Working with external and internal direct sums

My information for this one is limited, so I'll need a hand.

Suppose $\displaystyle V$ and $\displaystyle W$ are vector spaces over a field $\displaystyle F$.

Now suppose $\displaystyle W_1$ and $\displaystyle W_2$ are subspaces of $\displaystyle V$. We denote the *external* direct sum of $\displaystyle W_1$ and $\displaystyle W_2$ by $\displaystyle W_1\times W_2$, and denote the *internal* direct sum of $\displaystyle W_1$ and $\displaystyle W_2$ by $\displaystyle W_1\oplus W_2$. Define $\displaystyle \varphi : W_1\times W_2\rightarrow W_1+W_2$ by $\displaystyle \varphi(w_1,w_2)=w_1+w_2$ for all $\displaystyle (w_1,w_2)\in W_1\times W_2$.

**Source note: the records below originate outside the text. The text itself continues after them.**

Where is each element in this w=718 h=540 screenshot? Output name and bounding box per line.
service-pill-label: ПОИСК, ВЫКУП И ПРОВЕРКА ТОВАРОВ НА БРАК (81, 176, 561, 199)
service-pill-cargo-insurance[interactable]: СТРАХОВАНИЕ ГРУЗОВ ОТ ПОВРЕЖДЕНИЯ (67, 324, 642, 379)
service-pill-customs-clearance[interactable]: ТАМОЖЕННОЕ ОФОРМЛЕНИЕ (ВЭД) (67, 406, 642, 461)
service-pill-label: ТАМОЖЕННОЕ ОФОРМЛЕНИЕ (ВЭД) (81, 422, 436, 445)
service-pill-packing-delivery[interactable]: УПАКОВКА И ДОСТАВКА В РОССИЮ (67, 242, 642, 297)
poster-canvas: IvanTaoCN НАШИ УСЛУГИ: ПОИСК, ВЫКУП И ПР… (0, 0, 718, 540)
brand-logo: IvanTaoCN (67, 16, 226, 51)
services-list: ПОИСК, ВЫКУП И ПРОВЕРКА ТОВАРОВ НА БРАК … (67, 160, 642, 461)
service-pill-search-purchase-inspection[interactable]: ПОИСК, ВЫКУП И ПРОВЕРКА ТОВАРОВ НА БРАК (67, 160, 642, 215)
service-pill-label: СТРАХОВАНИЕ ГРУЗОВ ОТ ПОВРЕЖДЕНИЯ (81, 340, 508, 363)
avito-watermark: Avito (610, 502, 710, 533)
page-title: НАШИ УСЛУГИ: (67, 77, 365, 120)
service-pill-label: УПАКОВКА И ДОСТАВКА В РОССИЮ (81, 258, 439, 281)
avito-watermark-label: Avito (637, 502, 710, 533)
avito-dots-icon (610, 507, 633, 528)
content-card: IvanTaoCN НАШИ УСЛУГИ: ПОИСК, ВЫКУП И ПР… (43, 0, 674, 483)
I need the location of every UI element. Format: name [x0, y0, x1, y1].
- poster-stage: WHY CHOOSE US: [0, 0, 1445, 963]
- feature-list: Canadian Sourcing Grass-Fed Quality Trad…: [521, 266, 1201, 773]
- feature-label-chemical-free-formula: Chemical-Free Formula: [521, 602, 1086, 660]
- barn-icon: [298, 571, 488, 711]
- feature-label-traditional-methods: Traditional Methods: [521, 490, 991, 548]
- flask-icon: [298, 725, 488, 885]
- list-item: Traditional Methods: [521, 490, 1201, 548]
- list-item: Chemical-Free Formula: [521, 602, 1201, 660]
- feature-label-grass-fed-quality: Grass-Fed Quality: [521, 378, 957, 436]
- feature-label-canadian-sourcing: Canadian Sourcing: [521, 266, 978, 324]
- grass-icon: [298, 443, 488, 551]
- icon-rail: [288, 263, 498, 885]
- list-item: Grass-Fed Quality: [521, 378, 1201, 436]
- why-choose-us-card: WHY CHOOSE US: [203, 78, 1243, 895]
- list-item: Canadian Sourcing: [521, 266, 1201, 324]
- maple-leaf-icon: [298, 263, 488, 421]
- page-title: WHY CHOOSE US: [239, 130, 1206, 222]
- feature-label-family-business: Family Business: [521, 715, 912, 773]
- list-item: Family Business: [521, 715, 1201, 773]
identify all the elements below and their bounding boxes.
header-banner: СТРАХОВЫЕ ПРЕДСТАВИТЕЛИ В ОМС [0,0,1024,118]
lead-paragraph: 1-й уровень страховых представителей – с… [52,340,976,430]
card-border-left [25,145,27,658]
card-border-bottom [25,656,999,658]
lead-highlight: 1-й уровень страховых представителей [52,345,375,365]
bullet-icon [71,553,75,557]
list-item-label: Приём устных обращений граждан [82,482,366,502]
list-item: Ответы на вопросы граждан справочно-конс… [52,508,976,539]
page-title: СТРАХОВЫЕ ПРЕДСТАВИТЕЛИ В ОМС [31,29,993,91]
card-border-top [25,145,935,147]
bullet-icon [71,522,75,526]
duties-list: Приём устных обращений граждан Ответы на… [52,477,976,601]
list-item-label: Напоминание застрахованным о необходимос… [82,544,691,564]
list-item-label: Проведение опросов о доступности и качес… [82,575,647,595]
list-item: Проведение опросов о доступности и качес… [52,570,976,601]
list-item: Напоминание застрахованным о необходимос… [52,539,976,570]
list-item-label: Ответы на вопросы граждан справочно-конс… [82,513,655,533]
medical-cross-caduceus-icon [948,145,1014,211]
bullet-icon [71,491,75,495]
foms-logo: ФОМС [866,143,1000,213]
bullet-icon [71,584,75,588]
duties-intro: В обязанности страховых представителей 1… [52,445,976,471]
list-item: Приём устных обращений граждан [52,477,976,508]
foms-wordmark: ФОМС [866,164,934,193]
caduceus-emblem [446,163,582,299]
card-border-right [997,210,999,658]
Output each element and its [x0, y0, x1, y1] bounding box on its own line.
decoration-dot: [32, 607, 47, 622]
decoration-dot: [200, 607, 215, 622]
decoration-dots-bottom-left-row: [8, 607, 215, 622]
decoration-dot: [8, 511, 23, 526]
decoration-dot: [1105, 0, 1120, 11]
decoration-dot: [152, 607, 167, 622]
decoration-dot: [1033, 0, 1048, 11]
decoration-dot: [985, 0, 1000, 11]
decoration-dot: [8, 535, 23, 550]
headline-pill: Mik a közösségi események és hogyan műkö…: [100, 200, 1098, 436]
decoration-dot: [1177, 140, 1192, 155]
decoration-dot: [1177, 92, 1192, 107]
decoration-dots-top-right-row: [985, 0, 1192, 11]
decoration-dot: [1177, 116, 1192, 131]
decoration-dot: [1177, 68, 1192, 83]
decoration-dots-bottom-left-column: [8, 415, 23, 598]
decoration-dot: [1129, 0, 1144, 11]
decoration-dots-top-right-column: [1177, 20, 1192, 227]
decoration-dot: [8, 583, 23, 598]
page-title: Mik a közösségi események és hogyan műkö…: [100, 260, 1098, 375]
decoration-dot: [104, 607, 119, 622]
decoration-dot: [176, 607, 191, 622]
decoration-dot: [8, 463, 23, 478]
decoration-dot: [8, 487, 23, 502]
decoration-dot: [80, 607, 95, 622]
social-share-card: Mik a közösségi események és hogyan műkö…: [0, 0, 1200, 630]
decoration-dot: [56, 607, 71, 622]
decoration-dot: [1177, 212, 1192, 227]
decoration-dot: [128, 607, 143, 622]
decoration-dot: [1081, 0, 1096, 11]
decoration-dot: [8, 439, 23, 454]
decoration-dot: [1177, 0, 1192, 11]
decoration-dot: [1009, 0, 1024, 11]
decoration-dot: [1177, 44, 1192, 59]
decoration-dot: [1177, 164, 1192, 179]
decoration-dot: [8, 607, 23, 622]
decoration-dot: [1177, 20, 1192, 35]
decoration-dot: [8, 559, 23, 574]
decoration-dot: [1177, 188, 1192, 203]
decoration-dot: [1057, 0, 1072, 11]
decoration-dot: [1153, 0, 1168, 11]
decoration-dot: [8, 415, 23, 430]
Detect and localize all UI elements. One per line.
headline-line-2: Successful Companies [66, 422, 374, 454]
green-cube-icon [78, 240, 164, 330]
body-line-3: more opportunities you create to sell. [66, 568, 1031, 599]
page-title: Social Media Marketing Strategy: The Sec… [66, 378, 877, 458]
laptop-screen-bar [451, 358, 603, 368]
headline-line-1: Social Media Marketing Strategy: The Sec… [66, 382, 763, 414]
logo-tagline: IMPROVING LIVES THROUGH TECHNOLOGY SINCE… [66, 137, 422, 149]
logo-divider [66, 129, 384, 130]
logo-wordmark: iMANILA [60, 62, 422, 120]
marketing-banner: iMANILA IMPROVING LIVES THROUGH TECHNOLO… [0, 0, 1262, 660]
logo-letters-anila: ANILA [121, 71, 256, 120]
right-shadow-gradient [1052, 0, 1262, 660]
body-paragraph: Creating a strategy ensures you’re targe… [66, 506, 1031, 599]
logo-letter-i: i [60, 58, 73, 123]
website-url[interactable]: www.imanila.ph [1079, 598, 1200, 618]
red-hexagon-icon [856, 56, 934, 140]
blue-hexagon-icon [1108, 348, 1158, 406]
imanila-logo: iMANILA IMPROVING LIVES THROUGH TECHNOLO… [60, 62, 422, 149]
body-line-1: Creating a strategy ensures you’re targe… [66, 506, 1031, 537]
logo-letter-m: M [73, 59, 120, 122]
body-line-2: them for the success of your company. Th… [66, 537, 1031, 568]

**a)** Prove that $\displaystyle \varphi$ is a surjective linear transformation.

**b)** Prove that $\displaystyle \varphi$ is an isomorphism if and only if $\displaystyle W_1+W_2=W_1\oplus W_2$.

There isn't anything in our reading material that differentiates between external and internal direct sums, though I found the definitions online. In case anyone needs the definition for direct sum (in a basic sense), I have it below.

$\displaystyle V=W_1\oplus ...\oplus W_k$, if $\displaystyle W_1+...+W_k=V$ and $\displaystyle W_1,...,W_k$ are independent.